Japanese raiders strike at Ichang. Heavy Chinese losses are feared. The city of Ichang, Yangtze trading center halfway between Hankow and Chungking, was raided three times today by Japanese planes. Closely built up districts were reported to have been attacked and it was feared here that the destruction and casualties were heavy although details were not available. Eighteen planes bombed the city at 10 o’clock this morning and squadrons of nine and eighteen planes came over twice during the afternoon, Central News Agency dispatches say.
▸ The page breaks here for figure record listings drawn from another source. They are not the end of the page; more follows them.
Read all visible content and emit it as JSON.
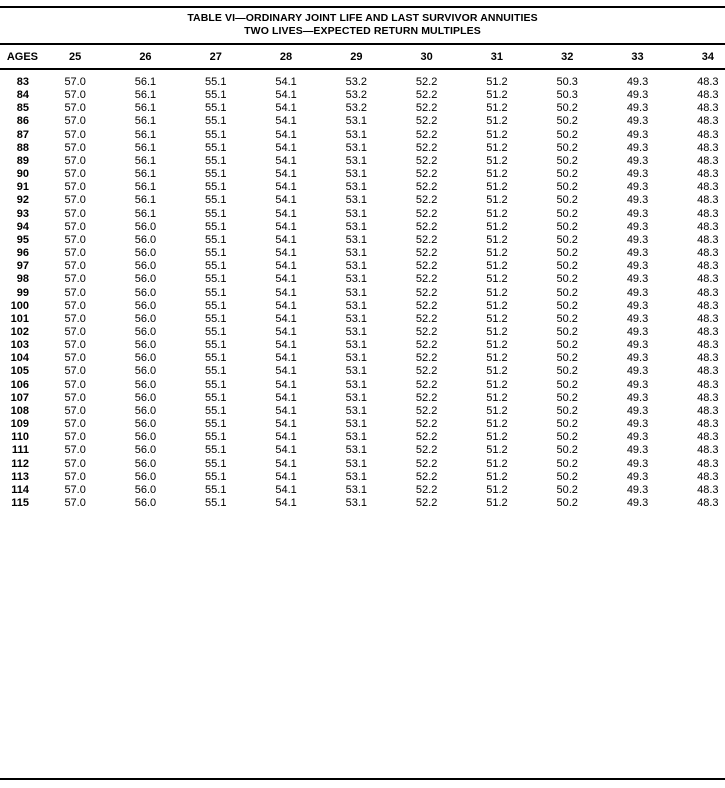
{
  "title": {
    "line1": "TABLE VI—ORDINARY JOINT LIFE AND LAST SURVIVOR ANNUITIES",
    "line2": "TWO LIVES—EXPECTED RETURN MULTIPLES"
  },
  "table": {
    "age_header": "AGES",
    "columns": [
      "25",
      "26",
      "27",
      "28",
      "29",
      "30",
      "31",
      "32",
      "33",
      "34"
    ],
    "rows": [
      {
        "age": "83",
        "values": [
          "57.0",
          "56.1",
          "55.1",
          "54.1",
          "53.2",
          "52.2",
          "51.2",
          "50.3",
          "49.3",
          "48.3"
        ]
      },
      {
        "age": "84",
        "values": [
          "57.0",
          "56.1",
          "55.1",
          "54.1",
          "53.2",
          "52.2",
          "51.2",
          "50.3",
          "49.3",
          "48.3"
        ]
      },
      {
        "age": "85",
        "values": [
          "57.0",
          "56.1",
          "55.1",
          "54.1",
          "53.2",
          "52.2",
          "51.2",
          "50.2",
          "49.3",
          "48.3"
        ]
      },
      {
        "age": "86",
        "values": [
          "57.0",
          "56.1",
          "55.1",
          "54.1",
          "53.1",
          "52.2",
          "51.2",
          "50.2",
          "49.3",
          "48.3"
        ]
      },
      {
        "age": "87",
        "values": [
          "57.0",
          "56.1",
          "55.1",
          "54.1",
          "53.1",
          "52.2",
          "51.2",
          "50.2",
          "49.3",
          "48.3"
        ]
      },
      {
        "age": "88",
        "values": [
          "57.0",
          "56.1",
          "55.1",
          "54.1",
          "53.1",
          "52.2",
          "51.2",
          "50.2",
          "49.3",
          "48.3"
        ]
      },
      {
        "age": "89",
        "values": [
          "57.0",
          "56.1",
          "55.1",
          "54.1",
          "53.1",
          "52.2",
          "51.2",
          "50.2",
          "49.3",
          "48.3"
        ]
      },
      {
        "age": "90",
        "values": [
          "57.0",
          "56.1",
          "55.1",
          "54.1",
          "53.1",
          "52.2",
          "51.2",
          "50.2",
          "49.3",
          "48.3"
        ]
      },
      {
        "age": "91",
        "values": [
          "57.0",
          "56.1",
          "55.1",
          "54.1",
          "53.1",
          "52.2",
          "51.2",
          "50.2",
          "49.3",
          "48.3"
        ]
      },
      {
        "age": "92",
        "values": [
          "57.0",
          "56.1",
          "55.1",
          "54.1",
          "53.1",
          "52.2",
          "51.2",
          "50.2",
          "49.3",
          "48.3"
        ]
      },
      {
        "age": "93",
        "values": [
          "57.0",
          "56.1",
          "55.1",
          "54.1",
          "53.1",
          "52.2",
          "51.2",
          "50.2",
          "49.3",
          "48.3"
        ]
      },
      {
        "age": "94",
        "values": [
          "57.0",
          "56.0",
          "55.1",
          "54.1",
          "53.1",
          "52.2",
          "51.2",
          "50.2",
          "49.3",
          "48.3"
        ]
      },
      {
        "age": "95",
        "values": [
          "57.0",
          "56.0",
          "55.1",
          "54.1",
          "53.1",
          "52.2",
          "51.2",
          "50.2",
          "49.3",
          "48.3"
        ]
      },
      {
        "age": "96",
        "values": [
          "57.0",
          "56.0",
          "55.1",
          "54.1",
          "53.1",
          "52.2",
          "51.2",
          "50.2",
          "49.3",
          "48.3"
        ]
      },
      {
        "age": "97",
        "values": [
          "57.0",
          "56.0",
          "55.1",
          "54.1",
          "53.1",
          "52.2",
          "51.2",
          "50.2",
          "49.3",
          "48.3"
        ]
      },
      {
        "age": "98",
        "values": [
          "57.0",
          "56.0",
          "55.1",
          "54.1",
          "53.1",
          "52.2",
          "51.2",
          "50.2",
          "49.3",
          "48.3"
        ]
      },
      {
        "age": "99",
        "values": [
          "57.0",
          "56.0",
          "55.1",
          "54.1",
          "53.1",
          "52.2",
          "51.2",
          "50.2",
          "49.3",
          "48.3"
        ]
      },
      {
        "age": "100",
        "values": [
          "57.0",
          "56.0",
          "55.1",
          "54.1",
          "53.1",
          "52.2",
          "51.2",
          "50.2",
          "49.3",
          "48.3"
        ]
      },
      {
        "age": "101",
        "values": [
          "57.0",
          "56.0",
          "55.1",
          "54.1",
          "53.1",
          "52.2",
          "51.2",
          "50.2",
          "49.3",
          "48.3"
        ]
      },
      {
        "age": "102",
        "values": [
          "57.0",
          "56.0",
          "55.1",
          "54.1",
          "53.1",
          "52.2",
          "51.2",
          "50.2",
          "49.3",
          "48.3"
        ]
      },
      {
        "age": "103",
        "values": [
          "57.0",
          "56.0",
          "55.1",
          "54.1",
          "53.1",
          "52.2",
          "51.2",
          "50.2",
          "49.3",
          "48.3"
        ]
      },
      {
        "age": "104",
        "values": [
          "57.0",
          "56.0",
          "55.1",
          "54.1",
          "53.1",
          "52.2",
          "51.2",
          "50.2",
          "49.3",
          "48.3"
        ]
      },
      {
        "age": "105",
        "values": [
          "57.0",
          "56.0",
          "55.1",
          "54.1",
          "53.1",
          "52.2",
          "51.2",
          "50.2",
          "49.3",
          "48.3"
        ]
      },
      {
        "age": "106",
        "values": [
          "57.0",
          "56.0",
          "55.1",
          "54.1",
          "53.1",
          "52.2",
          "51.2",
          "50.2",
          "49.3",
          "48.3"
        ]
      },
      {
        "age": "107",
        "values": [
          "57.0",
          "56.0",
          "55.1",
          "54.1",
          "53.1",
          "52.2",
          "51.2",
          "50.2",
          "49.3",
          "48.3"
        ]
      },
      {
        "age": "108",
        "values": [
          "57.0",
          "56.0",
          "55.1",
          "54.1",
          "53.1",
          "52.2",
          "51.2",
          "50.2",
          "49.3",
          "48.3"
        ]
      },
      {
        "age": "109",
        "values": [
          "57.0",
          "56.0",
          "55.1",
          "54.1",
          "53.1",
          "52.2",
          "51.2",
          "50.2",
          "49.3",
          "48.3"
        ]
      },
      {
        "age": "110",
        "values": [
          "57.0",
          "56.0",
          "55.1",
          "54.1",
          "53.1",
          "52.2",
          "51.2",
          "50.2",
          "49.3",
          "48.3"
        ]
      },
      {
        "age": "111",
        "values": [
          "57.0",
          "56.0",
          "55.1",
          "54.1",
          "53.1",
          "52.2",
          "51.2",
          "50.2",
          "49.3",
          "48.3"
        ]
      },
      {
        "age": "112",
        "values": [
          "57.0",
          "56.0",
          "55.1",
          "54.1",
          "53.1",
          "52.2",
          "51.2",
          "50.2",
          "49.3",
          "48.3"
        ]
      },
      {
        "age": "113",
        "values": [
          "57.0",
          "56.0",
          "55.1",
          "54.1",
          "53.1",
          "52.2",
          "51.2",
          "50.2",
          "49.3",
          "48.3"
        ]
      },
      {
        "age": "114",
        "values": [
          "57.0",
          "56.0",
          "55.1",
          "54.1",
          "53.1",
          "52.2",
          "51.2",
          "50.2",
          "49.3",
          "48.3"
        ]
      },
      {
        "age": "115",
        "values": [
          "57.0",
          "56.0",
          "55.1",
          "54.1",
          "53.1",
          "52.2",
          "51.2",
          "50.2",
          "49.3",
          "48.3"
        ]
      }
    ]
  }
}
This agency also reports that Japanese planes yesterday bombed Ningsia, in the province of that name, and Pingliang, Yungchang and Wuwei in the province of Kansu. Casualties in the Ningsia bombing were said to be 300 killed or wounded. The Chinese military spokesman today said that the Japanese land offensive in Central Hupeh Province had been checked by Chinese reinforcements. Supporting this statement, the Central News Agency claims that the Chinese are now counter-attacking between Chungsiang and Tienmen and that several Japanese positions have been retaken, 30 Japanese killed and eight tanks captured.
This Chinese advance is said to make the recently won Japanese position at Chungsiang precarious. The military spokesman maintained that the Chinese were also counter-attacking in the northern outskirts of Chungsiang, declaring that the Japanese had only won the city itself after bitter street fighting that was very costly to them, through the use of asphyxiating gas. With only one division of troops along a fifty-mile front east of the Han River, the spokesman declared, the Japanese do not have sufficient strength either for a drive on Ichang or a northward movement against Siangyang.
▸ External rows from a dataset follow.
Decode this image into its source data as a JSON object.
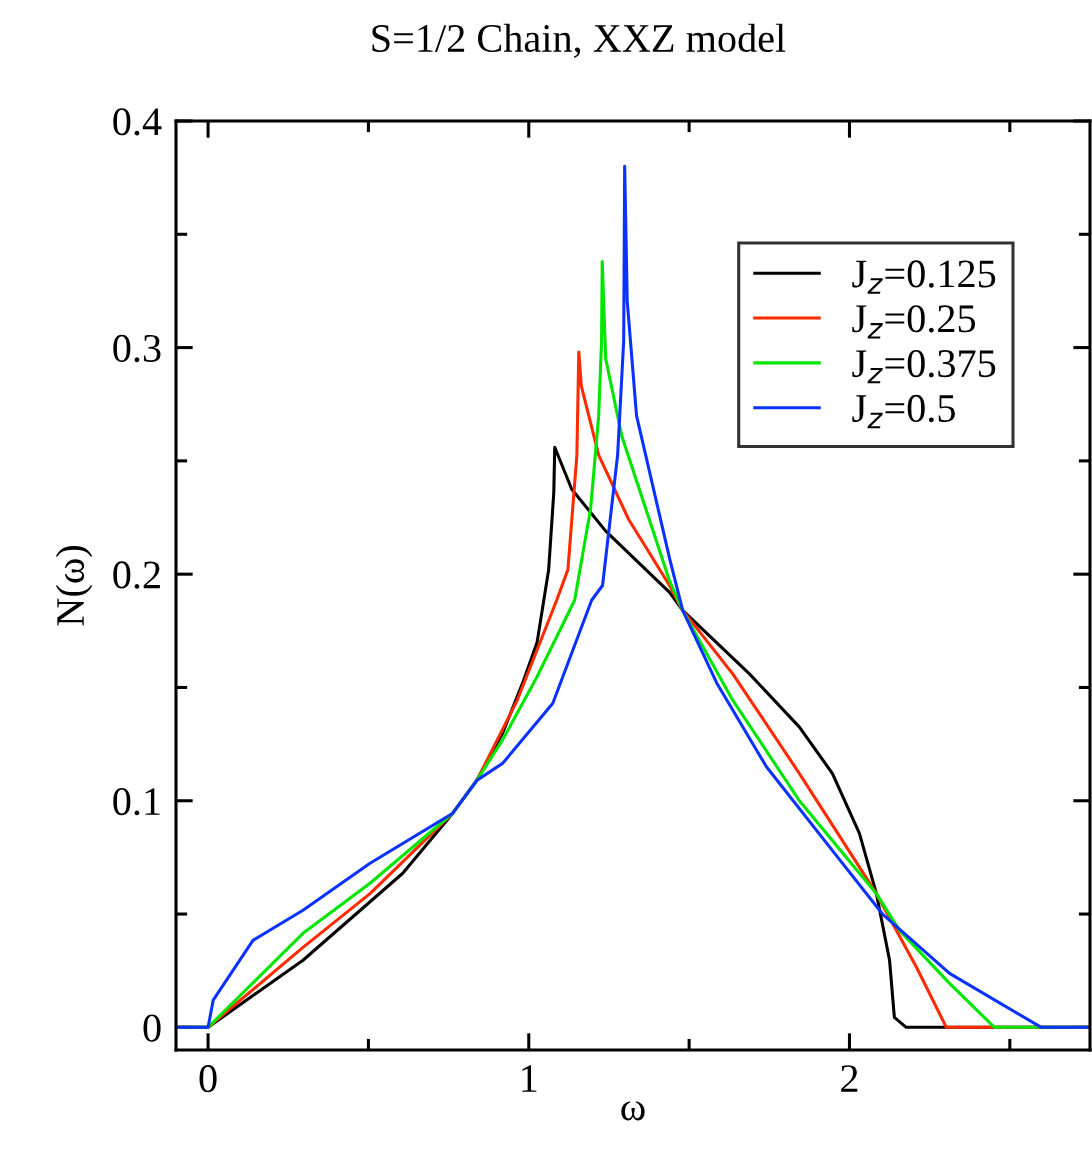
{
  "chart_data": {
    "type": "line",
    "title": "S=1/2 Chain, XXZ model",
    "xlabel": "ω",
    "ylabel": "N(ω)",
    "xlim": [
      -0.1,
      2.75
    ],
    "ylim": [
      -0.01,
      0.4
    ],
    "xticks": [
      0,
      {
        "value": 0.5,
        "label": null
      },
      1,
      {
        "value": 1.5,
        "label": null
      },
      2,
      {
        "value": 2.5,
        "label": null
      }
    ],
    "yticks": [
      0,
      {
        "value": 0.05,
        "label": null
      },
      0.1,
      {
        "value": 0.15,
        "label": null
      },
      0.2,
      {
        "value": 0.25,
        "label": null
      },
      0.3,
      {
        "value": 0.35,
        "label": null
      },
      0.4
    ],
    "grid": false,
    "legend": "top right",
    "marker": "none",
    "line_style": "solid",
    "series": [
      {
        "name": "J$_{z}$=0.125",
        "color": "#000000",
        "x": [
          -0.1,
          0,
          0.296,
          0.607,
          0.763,
          0.838,
          0.919,
          0.981,
          1.026,
          1.062,
          1.078,
          1.081,
          1.134,
          1.24,
          1.439,
          1.48,
          1.688,
          1.844,
          1.947,
          2.031,
          2.084,
          2.125,
          2.14,
          2.177,
          2.75
        ],
        "values": [
          0,
          0,
          0.0296,
          0.068,
          0.0945,
          0.109,
          0.13,
          0.152,
          0.17,
          0.202,
          0.236,
          0.256,
          0.2375,
          0.219,
          0.192,
          0.184,
          0.156,
          0.1325,
          0.112,
          0.0856,
          0.059,
          0.0296,
          0.0044,
          0,
          0
        ]
      },
      {
        "name": "J$_{z}$=0.25",
        "color": "#ff2a00",
        "x": [
          -0.1,
          0,
          0.296,
          0.505,
          0.763,
          0.838,
          0.963,
          1.087,
          1.122,
          1.15,
          1.156,
          1.164,
          1.218,
          1.312,
          1.439,
          1.48,
          1.636,
          1.844,
          2.084,
          2.209,
          2.302,
          2.75
        ],
        "values": [
          0,
          0,
          0.0353,
          0.059,
          0.0945,
          0.109,
          0.144,
          0.1885,
          0.202,
          0.2525,
          0.298,
          0.283,
          0.2525,
          0.224,
          0.195,
          0.184,
          0.156,
          0.112,
          0.059,
          0.0265,
          0,
          0
        ]
      },
      {
        "name": "J$_{z}$=0.375",
        "color": "#00e600",
        "x": [
          -0.1,
          0,
          0.296,
          0.505,
          0.763,
          0.838,
          0.919,
          1.025,
          1.143,
          1.193,
          1.218,
          1.227,
          1.229,
          1.24,
          1.29,
          1.439,
          1.48,
          1.636,
          1.844,
          2.084,
          2.156,
          2.312,
          2.452,
          2.75
        ],
        "values": [
          0,
          0,
          0.0415,
          0.0636,
          0.0945,
          0.109,
          0.127,
          0.1545,
          0.1885,
          0.229,
          0.27,
          0.303,
          0.338,
          0.295,
          0.261,
          0.197,
          0.184,
          0.1444,
          0.1,
          0.059,
          0.0428,
          0.0194,
          0,
          0
        ]
      },
      {
        "name": "J$_{z}$=0.5",
        "color": "#0a32ff",
        "x": [
          -0.1,
          0,
          0.016,
          0.14,
          0.296,
          0.505,
          0.763,
          0.838,
          0.919,
          1.075,
          1.196,
          1.23,
          1.277,
          1.296,
          1.299,
          1.307,
          1.336,
          1.439,
          1.48,
          1.586,
          1.741,
          1.947,
          2.103,
          2.312,
          2.598,
          2.75
        ],
        "values": [
          0,
          0,
          0.012,
          0.0384,
          0.0517,
          0.0724,
          0.0945,
          0.109,
          0.1166,
          0.143,
          0.1885,
          0.195,
          0.2525,
          0.303,
          0.38,
          0.3205,
          0.27,
          0.207,
          0.184,
          0.152,
          0.115,
          0.078,
          0.05,
          0.0238,
          0,
          0
        ]
      }
    ]
  }
}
Carrying out the most sensational air raid of this year, Japanese Army fliers today made a surprise swoop upon the walled city of Yungchang, lying within the shadow of the Great Wall, 1,600 airline miles northwest of Shanghai and 160 miles beyond Lanchow, Kansu’s capital. The towns of Yungteng and Kulang, also beyond Lanchow, were bombed. These points are important stopping places along the highway to Siberia, from which have come supplies and munitions for China from Russia. Another squadron of Japanese Army fliers simultaneously bombed Pingliang, 150 miles east of Lanchow and Sian, the capital of Shensi province.
Tokyo plans military self-sufficiency in three years.
The infant Japanese Princess is named Takako Suganomiya after an 8th-century poem. She will be called Princess Suga.
Dow Jones Industrial Average: 151.42 (+2.05).
Born:
Jim Bouton, MLB pitcher (World Series Champions-Yankees, 1962; All-Star, 1963; New York Yankees, Seattle Pilots, Houston Astros, Atlanta Braves) and author (“Ball Four”), in Newark, New Jersey (d. 2019).
Lidiya Skoblikova, speed skater (Olympics, 6 gold medals, 1960, 1964) and coach, in Zlatoust, Soviet Union.
Mike Lowry, American politician (Rep-D-Washington, 1979-89, Governor of Washington 1993-97), in St. John, Washington (d. 2017)
Lynn Seymour [Berta Lynn Springbett], Canadian-English ballerina (Royal Ballet, 1962-78), choreographer, and director, in Wainwright, Alberta, Canada (d. 2023).
Robert Tear, tenor singer (Welsh National Opera 1970), teacher and conductor, in Barry, Vale of Glamorgan, Wales, United Kingdom (d. 2011).
Naval Construction:
The Kriegsmarine (German Navy) Type VIIB U-boat U-48 is launched by F. Krupp Germaniawerft AG, Kiel (werk 583).